Photo: Jeff Books with Zahli Books 7 years old Skiers Essentials

Key Message


Have fun while being physically active with your friends and family while skiing and participating in complementary sports. Aim to improve concentration, focus, and imagery skills. Share and talk about your experiences with your friends and family. Use positive self-talk and positive action statements to foster a growth 


Create a positive, safe and fun environment in which children have the desire to play with friends on skis and participate in ski club activities. Modify training drills to match the appropriate challenge zone for each skier include positive reinforcement for any effort, progress, and learning. Listen to and acknowledge their feelings and experiences. 

Introduce primary goal setting during each training session; keep goals simple and within the skier's challenge zone. Introduce imagery through the memorization of simple courses, have the skiers tell you about the course and their plan of attack with their eyes closed.


Offer different types of physical activity on a daily basis through organized sports participation and unstructured “free play” time. Share your happiness and support your young skier when they show enjoyment, effort, and creativity. Listen to and acknowledge their feelings and experiences, be engaged and attentive. 

Core Principles

  • Skiers participate in complementary sports in structured and unstructured environments through simple games and play. Ski clubs can offer this opportunity during physical conditioning or in cooperation with a reciprocal sports club.
  • Fun, creativity and effort play a pivotal role development of a passion for skiing. 
  • Introduce the basic concepts of relaxation, breathing, and imagery in simple, creative and fun ways.
  • Necessary focusing skills are introduced through memorization of simple courses.
  • As skiers begin to develop their self-esteem, it can be nurtured by reinforcing their efforts and encouraging positive self-talk and thinking.
  • A skier’s experiences, perceptions, thoughts, and feelings from their participation in alpine skiing requires acknowledgment from coaches, parents, and relatives. 
  • Introduce the basic rules and ethics as it relates to skiing using simple concepts and scenarios. 

Mental Fitness Activities

The following chart highlights mental fitness activities to maximize optimal messaging to young skiers. 
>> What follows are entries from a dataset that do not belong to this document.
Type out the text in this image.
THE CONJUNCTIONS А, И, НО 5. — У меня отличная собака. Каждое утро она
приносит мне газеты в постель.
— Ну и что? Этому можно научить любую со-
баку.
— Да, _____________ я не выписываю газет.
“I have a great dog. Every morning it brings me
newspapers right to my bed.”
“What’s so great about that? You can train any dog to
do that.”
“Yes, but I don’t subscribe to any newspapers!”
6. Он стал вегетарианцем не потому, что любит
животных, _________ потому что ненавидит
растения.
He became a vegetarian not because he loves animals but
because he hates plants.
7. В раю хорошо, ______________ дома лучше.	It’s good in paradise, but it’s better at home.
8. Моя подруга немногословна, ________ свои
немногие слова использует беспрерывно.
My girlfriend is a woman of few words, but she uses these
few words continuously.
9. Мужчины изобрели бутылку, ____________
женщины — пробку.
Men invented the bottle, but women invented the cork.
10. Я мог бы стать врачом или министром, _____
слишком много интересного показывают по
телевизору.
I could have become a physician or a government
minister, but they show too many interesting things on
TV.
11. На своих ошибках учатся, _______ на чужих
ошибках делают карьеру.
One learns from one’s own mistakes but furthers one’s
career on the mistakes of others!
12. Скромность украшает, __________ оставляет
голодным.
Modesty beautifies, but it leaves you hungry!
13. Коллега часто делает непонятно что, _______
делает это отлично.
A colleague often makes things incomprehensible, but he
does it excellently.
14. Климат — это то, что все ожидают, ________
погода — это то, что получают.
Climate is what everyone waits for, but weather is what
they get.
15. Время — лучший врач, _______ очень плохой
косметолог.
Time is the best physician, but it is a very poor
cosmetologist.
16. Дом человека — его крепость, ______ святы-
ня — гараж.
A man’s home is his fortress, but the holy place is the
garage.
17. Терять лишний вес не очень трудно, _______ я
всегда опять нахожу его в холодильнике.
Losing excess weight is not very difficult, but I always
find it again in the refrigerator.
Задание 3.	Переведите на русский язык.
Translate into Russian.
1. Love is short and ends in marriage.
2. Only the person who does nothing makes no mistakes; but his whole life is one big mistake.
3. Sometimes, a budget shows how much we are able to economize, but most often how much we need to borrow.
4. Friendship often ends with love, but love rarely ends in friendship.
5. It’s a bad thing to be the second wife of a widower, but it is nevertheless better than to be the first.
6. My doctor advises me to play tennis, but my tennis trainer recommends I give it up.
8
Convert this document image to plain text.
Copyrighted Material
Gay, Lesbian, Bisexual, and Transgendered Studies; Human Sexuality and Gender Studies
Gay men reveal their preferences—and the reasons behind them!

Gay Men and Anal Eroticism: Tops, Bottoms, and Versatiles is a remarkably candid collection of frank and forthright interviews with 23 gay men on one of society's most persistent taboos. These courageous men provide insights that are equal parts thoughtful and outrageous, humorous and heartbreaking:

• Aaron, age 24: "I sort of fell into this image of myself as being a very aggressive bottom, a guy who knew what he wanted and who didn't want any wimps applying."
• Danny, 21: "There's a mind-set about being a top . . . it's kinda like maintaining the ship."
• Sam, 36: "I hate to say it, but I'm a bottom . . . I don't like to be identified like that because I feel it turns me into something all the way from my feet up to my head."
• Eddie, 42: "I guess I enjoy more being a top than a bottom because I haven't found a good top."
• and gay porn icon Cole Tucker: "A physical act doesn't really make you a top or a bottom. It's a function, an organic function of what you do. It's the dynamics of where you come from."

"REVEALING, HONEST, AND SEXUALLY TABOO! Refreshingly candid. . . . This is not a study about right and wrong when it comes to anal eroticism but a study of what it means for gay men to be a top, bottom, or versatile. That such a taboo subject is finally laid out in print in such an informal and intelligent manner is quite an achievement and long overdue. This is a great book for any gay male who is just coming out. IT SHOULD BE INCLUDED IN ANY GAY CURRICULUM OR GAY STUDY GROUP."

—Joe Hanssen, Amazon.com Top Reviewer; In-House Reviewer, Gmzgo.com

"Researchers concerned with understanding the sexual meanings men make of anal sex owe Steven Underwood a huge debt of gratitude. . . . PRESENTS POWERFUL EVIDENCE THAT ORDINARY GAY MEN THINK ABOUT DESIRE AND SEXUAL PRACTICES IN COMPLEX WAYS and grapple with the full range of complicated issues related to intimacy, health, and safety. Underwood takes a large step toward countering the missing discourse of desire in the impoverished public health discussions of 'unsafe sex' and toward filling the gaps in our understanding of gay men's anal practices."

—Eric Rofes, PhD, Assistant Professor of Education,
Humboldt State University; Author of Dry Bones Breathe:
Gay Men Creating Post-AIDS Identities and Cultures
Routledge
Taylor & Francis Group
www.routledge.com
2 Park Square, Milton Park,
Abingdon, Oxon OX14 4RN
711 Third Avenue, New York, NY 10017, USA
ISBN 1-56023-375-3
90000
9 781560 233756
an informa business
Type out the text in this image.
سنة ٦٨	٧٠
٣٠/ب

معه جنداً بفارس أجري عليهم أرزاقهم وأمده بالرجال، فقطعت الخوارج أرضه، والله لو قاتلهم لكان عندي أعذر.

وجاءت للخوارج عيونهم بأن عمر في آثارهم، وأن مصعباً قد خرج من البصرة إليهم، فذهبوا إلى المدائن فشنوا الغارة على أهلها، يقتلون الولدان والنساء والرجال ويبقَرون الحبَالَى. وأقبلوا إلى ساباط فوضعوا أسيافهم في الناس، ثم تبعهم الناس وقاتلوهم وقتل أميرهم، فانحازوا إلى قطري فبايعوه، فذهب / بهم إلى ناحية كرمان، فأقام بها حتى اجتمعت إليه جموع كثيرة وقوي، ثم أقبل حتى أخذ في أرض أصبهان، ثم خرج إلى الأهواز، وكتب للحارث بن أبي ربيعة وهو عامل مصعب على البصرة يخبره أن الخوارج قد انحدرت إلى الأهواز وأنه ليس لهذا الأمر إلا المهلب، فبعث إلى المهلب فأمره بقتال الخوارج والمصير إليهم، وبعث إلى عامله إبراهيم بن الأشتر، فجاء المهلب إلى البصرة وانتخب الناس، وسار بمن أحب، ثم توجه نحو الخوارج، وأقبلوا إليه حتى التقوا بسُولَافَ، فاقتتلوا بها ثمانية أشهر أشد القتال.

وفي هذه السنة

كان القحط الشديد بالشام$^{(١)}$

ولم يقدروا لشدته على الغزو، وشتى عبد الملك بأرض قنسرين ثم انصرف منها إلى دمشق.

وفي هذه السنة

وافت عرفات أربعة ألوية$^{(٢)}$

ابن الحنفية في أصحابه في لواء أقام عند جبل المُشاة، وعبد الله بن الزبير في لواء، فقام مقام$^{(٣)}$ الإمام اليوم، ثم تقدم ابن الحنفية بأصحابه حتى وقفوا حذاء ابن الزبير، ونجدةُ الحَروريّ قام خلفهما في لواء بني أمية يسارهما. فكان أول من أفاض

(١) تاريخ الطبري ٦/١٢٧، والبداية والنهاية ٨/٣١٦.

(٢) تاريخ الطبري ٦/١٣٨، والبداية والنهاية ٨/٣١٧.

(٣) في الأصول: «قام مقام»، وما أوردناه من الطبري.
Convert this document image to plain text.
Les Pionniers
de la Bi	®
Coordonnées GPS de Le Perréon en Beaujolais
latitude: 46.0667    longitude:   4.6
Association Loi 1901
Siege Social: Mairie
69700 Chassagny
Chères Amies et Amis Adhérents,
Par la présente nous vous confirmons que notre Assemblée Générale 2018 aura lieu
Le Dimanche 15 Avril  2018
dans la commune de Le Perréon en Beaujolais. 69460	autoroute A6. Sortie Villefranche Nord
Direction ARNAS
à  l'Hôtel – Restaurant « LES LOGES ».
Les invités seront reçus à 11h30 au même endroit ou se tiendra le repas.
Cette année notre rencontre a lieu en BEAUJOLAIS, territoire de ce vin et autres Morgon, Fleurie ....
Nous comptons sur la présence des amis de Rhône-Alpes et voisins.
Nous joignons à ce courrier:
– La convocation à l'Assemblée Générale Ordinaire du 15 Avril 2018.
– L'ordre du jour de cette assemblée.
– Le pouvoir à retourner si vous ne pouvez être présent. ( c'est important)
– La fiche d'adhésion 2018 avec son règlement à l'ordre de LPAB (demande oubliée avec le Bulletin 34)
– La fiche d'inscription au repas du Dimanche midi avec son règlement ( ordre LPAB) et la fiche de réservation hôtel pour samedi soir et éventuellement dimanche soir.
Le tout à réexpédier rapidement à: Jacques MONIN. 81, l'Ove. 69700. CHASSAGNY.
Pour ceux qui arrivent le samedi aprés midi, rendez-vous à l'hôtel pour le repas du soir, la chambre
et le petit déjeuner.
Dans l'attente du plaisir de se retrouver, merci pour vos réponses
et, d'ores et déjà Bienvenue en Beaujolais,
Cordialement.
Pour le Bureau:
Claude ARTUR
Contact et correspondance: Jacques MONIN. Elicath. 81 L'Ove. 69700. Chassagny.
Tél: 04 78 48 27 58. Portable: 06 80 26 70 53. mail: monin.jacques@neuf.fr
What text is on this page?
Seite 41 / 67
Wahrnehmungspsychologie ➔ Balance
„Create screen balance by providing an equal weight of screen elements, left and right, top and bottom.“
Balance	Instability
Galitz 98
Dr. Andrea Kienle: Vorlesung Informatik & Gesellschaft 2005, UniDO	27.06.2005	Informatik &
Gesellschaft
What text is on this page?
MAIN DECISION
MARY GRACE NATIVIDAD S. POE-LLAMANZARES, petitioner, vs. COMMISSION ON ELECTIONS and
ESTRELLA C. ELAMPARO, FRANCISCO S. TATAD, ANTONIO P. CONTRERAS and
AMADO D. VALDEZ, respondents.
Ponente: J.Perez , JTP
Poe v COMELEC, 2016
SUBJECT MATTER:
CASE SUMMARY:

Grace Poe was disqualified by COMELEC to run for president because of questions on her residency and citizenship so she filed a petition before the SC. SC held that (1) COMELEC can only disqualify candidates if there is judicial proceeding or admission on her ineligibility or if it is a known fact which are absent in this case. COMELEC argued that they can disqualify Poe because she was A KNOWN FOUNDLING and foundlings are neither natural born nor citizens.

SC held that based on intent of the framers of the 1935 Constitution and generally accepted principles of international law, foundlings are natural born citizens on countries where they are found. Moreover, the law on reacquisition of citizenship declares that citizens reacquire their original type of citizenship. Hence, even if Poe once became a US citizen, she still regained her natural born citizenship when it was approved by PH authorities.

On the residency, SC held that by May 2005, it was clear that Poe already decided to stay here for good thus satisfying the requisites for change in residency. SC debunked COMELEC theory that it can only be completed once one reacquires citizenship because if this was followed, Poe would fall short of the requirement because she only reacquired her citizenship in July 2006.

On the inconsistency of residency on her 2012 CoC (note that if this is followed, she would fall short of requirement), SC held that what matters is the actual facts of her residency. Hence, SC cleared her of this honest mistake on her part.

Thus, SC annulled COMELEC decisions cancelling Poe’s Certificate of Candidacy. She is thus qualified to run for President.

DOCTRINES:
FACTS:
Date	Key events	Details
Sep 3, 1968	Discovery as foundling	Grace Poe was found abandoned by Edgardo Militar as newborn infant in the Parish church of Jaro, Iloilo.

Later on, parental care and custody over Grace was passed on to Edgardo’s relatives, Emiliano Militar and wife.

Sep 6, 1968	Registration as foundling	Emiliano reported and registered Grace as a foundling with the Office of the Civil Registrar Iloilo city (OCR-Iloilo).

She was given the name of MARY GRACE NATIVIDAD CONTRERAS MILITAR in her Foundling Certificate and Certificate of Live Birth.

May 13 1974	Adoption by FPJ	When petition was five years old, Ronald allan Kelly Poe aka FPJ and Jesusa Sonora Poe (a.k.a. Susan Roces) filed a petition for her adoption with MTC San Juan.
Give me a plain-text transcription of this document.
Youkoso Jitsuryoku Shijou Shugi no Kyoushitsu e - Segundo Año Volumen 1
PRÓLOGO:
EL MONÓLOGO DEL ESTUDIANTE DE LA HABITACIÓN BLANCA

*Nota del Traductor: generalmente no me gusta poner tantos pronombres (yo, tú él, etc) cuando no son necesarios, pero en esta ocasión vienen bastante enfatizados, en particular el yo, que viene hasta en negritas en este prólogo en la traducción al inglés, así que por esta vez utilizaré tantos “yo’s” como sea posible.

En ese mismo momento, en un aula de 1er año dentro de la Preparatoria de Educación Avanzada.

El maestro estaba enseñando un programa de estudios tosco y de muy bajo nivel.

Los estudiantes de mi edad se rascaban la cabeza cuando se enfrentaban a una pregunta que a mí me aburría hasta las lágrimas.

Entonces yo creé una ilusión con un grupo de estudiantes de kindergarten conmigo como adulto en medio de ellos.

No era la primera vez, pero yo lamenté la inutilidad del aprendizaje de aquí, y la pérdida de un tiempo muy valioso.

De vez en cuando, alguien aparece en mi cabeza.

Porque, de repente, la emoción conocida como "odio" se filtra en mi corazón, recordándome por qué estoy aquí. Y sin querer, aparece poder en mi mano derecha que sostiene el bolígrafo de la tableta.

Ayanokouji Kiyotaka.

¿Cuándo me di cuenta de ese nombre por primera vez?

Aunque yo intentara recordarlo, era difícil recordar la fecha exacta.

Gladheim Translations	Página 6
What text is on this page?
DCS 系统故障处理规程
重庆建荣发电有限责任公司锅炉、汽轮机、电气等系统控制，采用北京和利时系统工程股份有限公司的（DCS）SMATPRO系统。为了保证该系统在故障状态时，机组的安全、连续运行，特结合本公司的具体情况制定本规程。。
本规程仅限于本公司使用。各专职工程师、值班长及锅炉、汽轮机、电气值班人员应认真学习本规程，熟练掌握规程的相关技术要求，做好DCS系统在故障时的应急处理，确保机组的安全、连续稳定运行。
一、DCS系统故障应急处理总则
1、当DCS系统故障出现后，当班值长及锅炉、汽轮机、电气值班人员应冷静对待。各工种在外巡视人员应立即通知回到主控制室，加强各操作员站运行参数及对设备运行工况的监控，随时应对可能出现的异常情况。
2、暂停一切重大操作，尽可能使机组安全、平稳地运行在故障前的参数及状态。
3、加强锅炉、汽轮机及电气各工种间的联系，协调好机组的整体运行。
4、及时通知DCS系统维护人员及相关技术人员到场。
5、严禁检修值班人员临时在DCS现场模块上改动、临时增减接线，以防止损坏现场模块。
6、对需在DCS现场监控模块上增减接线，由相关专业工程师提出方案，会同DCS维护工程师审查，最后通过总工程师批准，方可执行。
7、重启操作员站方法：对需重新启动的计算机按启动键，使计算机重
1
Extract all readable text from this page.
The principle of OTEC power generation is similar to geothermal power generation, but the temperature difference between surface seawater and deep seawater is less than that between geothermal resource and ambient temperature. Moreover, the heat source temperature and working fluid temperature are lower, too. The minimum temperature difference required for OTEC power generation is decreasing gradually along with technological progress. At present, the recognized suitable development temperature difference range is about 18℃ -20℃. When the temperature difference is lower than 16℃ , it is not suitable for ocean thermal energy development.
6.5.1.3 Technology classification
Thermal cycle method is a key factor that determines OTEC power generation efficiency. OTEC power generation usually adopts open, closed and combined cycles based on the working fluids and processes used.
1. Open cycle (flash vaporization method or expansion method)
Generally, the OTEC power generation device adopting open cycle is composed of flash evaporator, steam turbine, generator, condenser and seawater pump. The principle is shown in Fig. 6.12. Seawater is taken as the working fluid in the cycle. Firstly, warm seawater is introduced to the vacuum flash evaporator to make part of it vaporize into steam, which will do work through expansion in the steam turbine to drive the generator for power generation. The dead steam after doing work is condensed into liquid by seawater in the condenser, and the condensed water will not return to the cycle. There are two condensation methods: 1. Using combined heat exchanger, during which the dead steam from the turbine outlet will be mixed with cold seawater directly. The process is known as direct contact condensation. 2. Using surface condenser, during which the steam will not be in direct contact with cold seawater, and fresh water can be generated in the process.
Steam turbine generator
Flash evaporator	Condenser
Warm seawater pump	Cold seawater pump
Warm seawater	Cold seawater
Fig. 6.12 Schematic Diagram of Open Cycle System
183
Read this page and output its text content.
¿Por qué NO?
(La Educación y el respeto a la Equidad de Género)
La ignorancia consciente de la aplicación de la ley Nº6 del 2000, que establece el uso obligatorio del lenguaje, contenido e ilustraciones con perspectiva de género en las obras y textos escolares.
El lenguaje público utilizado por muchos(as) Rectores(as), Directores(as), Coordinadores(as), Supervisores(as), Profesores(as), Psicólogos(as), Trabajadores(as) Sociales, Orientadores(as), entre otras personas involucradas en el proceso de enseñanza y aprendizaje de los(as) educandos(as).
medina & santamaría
Phase Mental Fitness Activities
  • Talk about different kinds of physical activity and skiing positively.
  • Introduce simple relaxation and body awareness exercises in creative ways. Simple cue words can be given to the skier when completing specific skills or tasks. 
  • Introduce simple imagery exercises in creative ways, like visualizing the color of grass on a field or have the skiers describe their line down the course. 
  • Emphasize fun and enjoyment while skier’s complete activities together.  
  • Explain the basic rules of ski racing and principles of fair play as an introduction to competition.  
  • Give each skier opportunities to participate in all activities and encourage any effort and creativity they display. 
  • Introduce positive self-talk and simple focusing activities. 
  • Encourage skiers to try again after successes and mistakes and introduce ways to maintain a positive perspective when faced with failures. It’s ok to fail and encourage a positive learning experience from mistakes. 
  • Reinforce the principles of teamwork and fair play (i.e., teammates celebrating together and encouraging each other).
  • Use teachable moments to reinforce sportsmanship, teamwork, and ethics, i.e., attending awards ceremonies even if they are not on the podium. 
Post Performance

Highlight and help the child reflect on the experience he or she got from the activity:


  • Was it fun?
  • What were the rules of the games?
  • Reiterate any positive messages.

Stimulate creativity and imagery skills, (i.e., when at home, use different modalities like drawing or painting to re-create the sporting activity and playing games with friends.  

Cognitive Development

  • Skiers in this stage are beginning to increase their attention spans but will still have difficulties listening or staying attentive for long periods of time. 
  • Coaches and parents should be prepared to challenge the skiers with an array of skills and drills. The varying of an exercise is achieved by adjusting the terrain or location; repetition is critical. Changing one variable from one run to another adds contrast and allows drill repetition without repeating. 
  • Each skier should receive positive reinforcement; activities should foster creativity and problem-solving. Skiers should feel comfortable to ask questions and enjoy a warm, supportive relationship built on mutual trust with their coach.
  • Young skiers tend to be enthusiastic and often impatient, they will want to move and not stand around, keep them skiing! Spending two minutes inside, during breaks, reviewing the plan reduces time spent talking on the side of the ski hill equaling more time spent skiing. 
  • Do not bombard the skiers with technical information, keep directions short, simple, and provide a good demonstration. 
  • Skiers in this stage love to be led because they have insufficient reasoning ability.  A well-planned training session should provide continuity and build on previous training sessions; coaches need to prepare in advance and communicate this plan with both parents and skiers. 
  • Introduce primary goal setting activities by keeping training sessions focused and fun to promote the achievement of a daily goal.

Talk less, SKI more and have fun developing skills!